Commercial trucks entering the United States at Nogales, Douglas and San Luis are vital to Arizona’s economy. In 2015, about $30 billion in combined imports and exports crossed the international border at those three spots.

Yet Arizona officials were seeing a troubling trend: Some commercial trucking companies were using ports at Calexico, California, and Laredo, Texas, rather than coming through Arizona, even if Arizona was a more direct option. Companies said that higher costs associated with crossing the border in Arizona – including time lost during inspections, fines for violations and higher insurance rates – helped steer them elsewhere.

Working with the Arizona Department of Public Safety, inspectors from the Federal Motor Carrier Safety Administration and a consulting group that helps organizations operate more efficiently, ADOT inspectors have identified several critical changes that improve operations at Arizona’s ports, beginning with the port of entry at San Luis. The improved processes are now being rolled out at ports in Nogales and Douglas.

“Our review helped us identify things we could do better, such as making our inspection decisions consistent at every location,” said Tim Lane, director of ADOT’s Enforcement and Compliance Division, which provides safety inspections. “We’ve already brought 51 inspectors through new training to make that happen.”

Keys to success include education, cross-border partnerships and using advanced technologies, Lane said.

“We also have begun doing a better job of educating Mexican trucking companies and drivers about what we expect during our safety inspections,” he added. “Our Border Liaison Unit already has held seven meetings – including one in Mexico, with two more planned – that explained our process to 158 people involved in international trucking.

The next step is a training process for drivers called International Border Inspection Qualification. In classes set to begin this month San Luis Río Colorado and later in Hermosillo, capital city of Sonora, drivers can earn a certificate that will demonstrate their understanding of the inspection process. Those drivers may face shorter inspections before getting back on the road.

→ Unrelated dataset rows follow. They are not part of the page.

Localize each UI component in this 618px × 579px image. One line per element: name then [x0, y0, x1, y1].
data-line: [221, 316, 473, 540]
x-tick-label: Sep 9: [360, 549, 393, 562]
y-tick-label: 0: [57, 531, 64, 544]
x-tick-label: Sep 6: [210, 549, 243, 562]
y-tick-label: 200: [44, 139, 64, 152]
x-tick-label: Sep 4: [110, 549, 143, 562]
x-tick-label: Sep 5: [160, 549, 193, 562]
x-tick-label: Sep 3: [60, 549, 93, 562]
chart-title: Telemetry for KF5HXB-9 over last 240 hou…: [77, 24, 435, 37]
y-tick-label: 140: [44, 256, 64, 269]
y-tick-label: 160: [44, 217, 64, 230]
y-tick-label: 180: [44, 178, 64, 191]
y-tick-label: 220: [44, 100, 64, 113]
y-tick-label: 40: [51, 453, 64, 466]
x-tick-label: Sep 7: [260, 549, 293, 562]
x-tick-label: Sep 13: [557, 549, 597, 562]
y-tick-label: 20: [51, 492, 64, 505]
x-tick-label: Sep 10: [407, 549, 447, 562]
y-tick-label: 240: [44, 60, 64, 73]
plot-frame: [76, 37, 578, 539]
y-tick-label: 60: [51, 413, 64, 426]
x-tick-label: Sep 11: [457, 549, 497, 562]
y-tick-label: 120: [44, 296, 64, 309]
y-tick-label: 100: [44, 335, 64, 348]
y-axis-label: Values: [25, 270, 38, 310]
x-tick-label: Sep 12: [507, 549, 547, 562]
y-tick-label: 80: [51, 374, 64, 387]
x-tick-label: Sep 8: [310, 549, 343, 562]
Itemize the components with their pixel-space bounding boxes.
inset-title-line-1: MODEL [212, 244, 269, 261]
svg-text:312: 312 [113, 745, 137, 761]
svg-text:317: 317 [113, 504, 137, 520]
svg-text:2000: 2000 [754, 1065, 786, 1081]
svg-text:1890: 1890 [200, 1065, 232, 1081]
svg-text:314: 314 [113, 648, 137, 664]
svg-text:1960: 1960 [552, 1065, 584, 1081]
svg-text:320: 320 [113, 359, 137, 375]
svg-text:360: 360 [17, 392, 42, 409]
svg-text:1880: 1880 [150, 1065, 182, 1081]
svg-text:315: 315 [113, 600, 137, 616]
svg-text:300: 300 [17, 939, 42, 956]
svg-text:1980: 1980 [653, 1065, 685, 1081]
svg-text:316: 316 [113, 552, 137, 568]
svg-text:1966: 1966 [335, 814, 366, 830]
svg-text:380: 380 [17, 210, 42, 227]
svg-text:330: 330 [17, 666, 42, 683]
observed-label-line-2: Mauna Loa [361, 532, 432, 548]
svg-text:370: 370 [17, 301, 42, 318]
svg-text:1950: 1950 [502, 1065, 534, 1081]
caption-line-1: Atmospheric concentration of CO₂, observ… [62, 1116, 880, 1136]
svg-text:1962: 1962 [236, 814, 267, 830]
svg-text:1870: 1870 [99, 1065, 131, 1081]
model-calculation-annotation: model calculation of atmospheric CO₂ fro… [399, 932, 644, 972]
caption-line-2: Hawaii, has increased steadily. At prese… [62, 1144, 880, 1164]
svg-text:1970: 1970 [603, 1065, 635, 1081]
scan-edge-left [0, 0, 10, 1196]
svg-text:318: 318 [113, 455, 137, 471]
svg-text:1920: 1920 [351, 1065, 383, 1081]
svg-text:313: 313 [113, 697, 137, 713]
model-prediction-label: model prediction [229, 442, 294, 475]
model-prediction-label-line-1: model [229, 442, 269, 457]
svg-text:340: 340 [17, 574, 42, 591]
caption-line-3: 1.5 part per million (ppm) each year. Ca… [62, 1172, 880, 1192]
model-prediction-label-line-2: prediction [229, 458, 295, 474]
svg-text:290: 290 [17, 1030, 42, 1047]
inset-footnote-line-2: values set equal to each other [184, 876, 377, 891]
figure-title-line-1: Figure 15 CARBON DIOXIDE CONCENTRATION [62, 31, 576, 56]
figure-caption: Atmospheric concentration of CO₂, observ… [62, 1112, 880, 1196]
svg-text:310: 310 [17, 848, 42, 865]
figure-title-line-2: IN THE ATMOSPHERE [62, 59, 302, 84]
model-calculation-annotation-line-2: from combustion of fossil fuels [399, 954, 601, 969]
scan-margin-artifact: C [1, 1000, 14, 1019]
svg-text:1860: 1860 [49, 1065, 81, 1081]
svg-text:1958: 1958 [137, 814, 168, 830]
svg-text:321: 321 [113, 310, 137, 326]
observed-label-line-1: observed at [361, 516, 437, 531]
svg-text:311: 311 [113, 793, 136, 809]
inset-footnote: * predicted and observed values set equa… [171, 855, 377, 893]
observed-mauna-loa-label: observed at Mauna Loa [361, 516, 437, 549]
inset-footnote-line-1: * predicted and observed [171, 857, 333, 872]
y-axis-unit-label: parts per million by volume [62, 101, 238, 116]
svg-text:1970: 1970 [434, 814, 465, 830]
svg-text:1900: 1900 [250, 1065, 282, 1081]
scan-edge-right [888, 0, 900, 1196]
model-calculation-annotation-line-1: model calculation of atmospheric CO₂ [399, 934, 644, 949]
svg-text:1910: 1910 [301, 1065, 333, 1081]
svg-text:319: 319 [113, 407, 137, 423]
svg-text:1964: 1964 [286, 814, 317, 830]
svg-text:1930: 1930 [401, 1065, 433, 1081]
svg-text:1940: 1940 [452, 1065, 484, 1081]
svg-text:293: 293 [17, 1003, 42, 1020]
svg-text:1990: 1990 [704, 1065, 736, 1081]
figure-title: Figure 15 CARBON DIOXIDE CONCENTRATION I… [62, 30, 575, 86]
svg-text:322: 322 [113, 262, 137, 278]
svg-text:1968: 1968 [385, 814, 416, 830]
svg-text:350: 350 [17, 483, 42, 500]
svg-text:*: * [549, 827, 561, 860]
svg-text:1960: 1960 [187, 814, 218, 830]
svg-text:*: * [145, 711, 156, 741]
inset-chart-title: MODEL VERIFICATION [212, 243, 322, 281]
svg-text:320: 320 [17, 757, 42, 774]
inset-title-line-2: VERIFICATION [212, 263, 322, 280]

Another key step: Coordinating inspections with other agencies. U.S. Customs and Border Protection inspects the cargo in commercial vehicles entering the country, while the Federal Motor Carrier Safety Administration and ADOT check trucks for safety issues. By coordinating their inspections, federal and state officials are reducing inspection times and company costs while encouraging more trucking companies to cross the border in Arizona.

Other improvements include having inspectors record their work on tablets during inspections rather than entering the results afterward in a separate building, and focusing on trucks deemed to have a higher risk of violations, including those without decals from previous inspections and those from companies with histories of safety violations.

In the first few months, inspections at San Luis are down by more than 10 percent, inspection times are down 23 percent and 80 percent of commercial trucking companies rated the new process as excellent or very good. By focusing on higher-risk trucks, inspectors found 33 percent more safety violations, even as the number and length of inspections went down.

As a result, business is returning to Arizona. Commercial traffic at the San Luis port is up 7 percent in just two months. Seven companies that left Arizona for Calexico have returned, and 15 new companies are coming through Arizona, representing an increase of 102 trucks in all.

“We will continue looking at ways to improve the inspection process at all three ports,” Lane said. “But we’re starting to see real change.”